Our desks are maybe 8 feet apart. One of the issues we had to resolve is her wanting to mute me in Vent (she hates hearing me live then with a slight delay in Vent). The problem is the confusion it created for her when she was not sure if I was addressing the raid in Vent or her “live”. It worked out ok as I now say her name every time I give her instructions “live”. Forgetting this rule is not a pleasant option … lol
We have all our Vent sound coming from one computer and mute me, too. I can tell the difference because we have Vent on push-to-talk and if I don’t hear the “blarp” noise then I know Rev’s not on vent.
I’m hoping to write a post later in the week about tanking/healing and gender roles, hope you’ll post some there too since you and your wife both have experience in both roles.
The BM hunter/mage combo is fun, Rev is working on a “tank set” for his hunter and we’re hoping to try some heroic tanking one of these days. We were planning to use a gorilla though; I’m not sure whether a turtle would be better.
I’ve changed mains so many times with what the guild raid requirements were, but right now I’ve settled on my feral druid tank. My husband has only one 80, an DK – really not a complimentary group at all, but it’s nice being able to insta-queue for him, and at least I know I’ll have one solid DPS (he sits around 7k in heroics where stuff dies too fast to really get up a rotation, I have no idea how he does it) to keep the run going at a smooth pace.

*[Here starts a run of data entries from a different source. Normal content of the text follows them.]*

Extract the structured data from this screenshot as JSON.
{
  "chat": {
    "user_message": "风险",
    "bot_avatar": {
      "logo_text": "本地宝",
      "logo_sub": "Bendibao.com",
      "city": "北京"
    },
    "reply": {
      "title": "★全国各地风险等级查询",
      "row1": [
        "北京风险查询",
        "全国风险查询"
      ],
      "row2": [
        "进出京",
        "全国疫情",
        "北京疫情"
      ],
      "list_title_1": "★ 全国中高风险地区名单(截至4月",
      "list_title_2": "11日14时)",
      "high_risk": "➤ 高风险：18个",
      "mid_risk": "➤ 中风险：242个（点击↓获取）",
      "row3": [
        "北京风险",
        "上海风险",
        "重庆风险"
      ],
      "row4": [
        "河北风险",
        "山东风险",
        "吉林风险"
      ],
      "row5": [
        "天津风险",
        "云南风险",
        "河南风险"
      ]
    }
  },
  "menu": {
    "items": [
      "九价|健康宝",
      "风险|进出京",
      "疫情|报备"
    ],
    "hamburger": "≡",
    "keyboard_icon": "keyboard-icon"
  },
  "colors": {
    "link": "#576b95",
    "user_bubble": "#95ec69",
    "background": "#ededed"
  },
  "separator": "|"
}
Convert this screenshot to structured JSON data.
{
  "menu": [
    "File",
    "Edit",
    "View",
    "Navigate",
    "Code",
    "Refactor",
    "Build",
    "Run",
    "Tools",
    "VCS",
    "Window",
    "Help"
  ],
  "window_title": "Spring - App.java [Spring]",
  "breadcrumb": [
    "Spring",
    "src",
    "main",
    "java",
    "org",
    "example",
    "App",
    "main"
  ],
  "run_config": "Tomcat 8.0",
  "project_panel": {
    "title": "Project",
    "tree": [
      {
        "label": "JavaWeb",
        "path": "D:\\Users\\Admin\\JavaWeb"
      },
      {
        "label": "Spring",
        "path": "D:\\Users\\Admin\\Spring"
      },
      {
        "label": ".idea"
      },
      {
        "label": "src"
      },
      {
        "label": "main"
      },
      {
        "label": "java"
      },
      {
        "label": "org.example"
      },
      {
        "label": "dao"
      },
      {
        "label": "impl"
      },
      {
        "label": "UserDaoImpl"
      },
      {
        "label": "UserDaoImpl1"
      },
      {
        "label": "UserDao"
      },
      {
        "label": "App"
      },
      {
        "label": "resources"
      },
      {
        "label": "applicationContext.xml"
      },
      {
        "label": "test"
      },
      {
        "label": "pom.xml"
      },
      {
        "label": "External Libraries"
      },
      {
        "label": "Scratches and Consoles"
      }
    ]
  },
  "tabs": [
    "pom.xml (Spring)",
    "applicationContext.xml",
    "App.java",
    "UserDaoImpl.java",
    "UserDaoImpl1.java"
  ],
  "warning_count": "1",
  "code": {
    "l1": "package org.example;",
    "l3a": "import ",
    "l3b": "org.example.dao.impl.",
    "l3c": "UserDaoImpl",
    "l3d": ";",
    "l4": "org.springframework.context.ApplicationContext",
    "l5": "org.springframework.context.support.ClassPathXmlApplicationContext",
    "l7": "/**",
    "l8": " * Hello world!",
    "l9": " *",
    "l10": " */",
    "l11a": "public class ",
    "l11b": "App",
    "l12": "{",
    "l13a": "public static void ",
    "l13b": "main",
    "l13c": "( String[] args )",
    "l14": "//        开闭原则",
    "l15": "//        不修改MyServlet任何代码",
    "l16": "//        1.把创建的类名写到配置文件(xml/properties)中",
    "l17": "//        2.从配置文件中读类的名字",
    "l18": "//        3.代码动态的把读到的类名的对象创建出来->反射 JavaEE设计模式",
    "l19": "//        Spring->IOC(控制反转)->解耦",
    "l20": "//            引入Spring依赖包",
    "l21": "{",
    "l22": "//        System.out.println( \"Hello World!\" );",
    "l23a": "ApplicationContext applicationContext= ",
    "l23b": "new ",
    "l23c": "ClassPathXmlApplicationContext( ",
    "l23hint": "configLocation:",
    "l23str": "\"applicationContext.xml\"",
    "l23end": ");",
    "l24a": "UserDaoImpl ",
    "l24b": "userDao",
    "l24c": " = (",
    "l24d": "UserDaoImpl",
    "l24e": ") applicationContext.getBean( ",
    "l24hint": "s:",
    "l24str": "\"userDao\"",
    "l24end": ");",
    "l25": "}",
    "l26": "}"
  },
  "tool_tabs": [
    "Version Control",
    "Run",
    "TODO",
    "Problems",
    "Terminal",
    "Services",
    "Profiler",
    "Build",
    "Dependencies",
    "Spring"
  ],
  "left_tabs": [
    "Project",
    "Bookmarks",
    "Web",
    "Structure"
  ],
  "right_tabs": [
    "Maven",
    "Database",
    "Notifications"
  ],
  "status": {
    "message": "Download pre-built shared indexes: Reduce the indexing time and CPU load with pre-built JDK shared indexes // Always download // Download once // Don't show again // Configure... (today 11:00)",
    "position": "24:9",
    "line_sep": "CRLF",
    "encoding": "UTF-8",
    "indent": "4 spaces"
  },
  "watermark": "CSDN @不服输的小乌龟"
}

Of course, that means every time I queue I know I’m going to have to hold threat against one of THOSE dps, the ones dripping in good gear that make me want to go and hide under the couch. Because he’s sitting right here. We both game on laptops in the living room. That does mean I can throw things at him though.
We also arena together on my disc priest and his DK, and being in the same room makes communication so much easier. We can also have trouble with taking things out on each other when it goes bad – he can react very fast to the accusation in my voice when I get focused down by a pair of melee AGAIN and the tension can rise pretty high. We both try very hard to be careful how we speak when we’re playing together.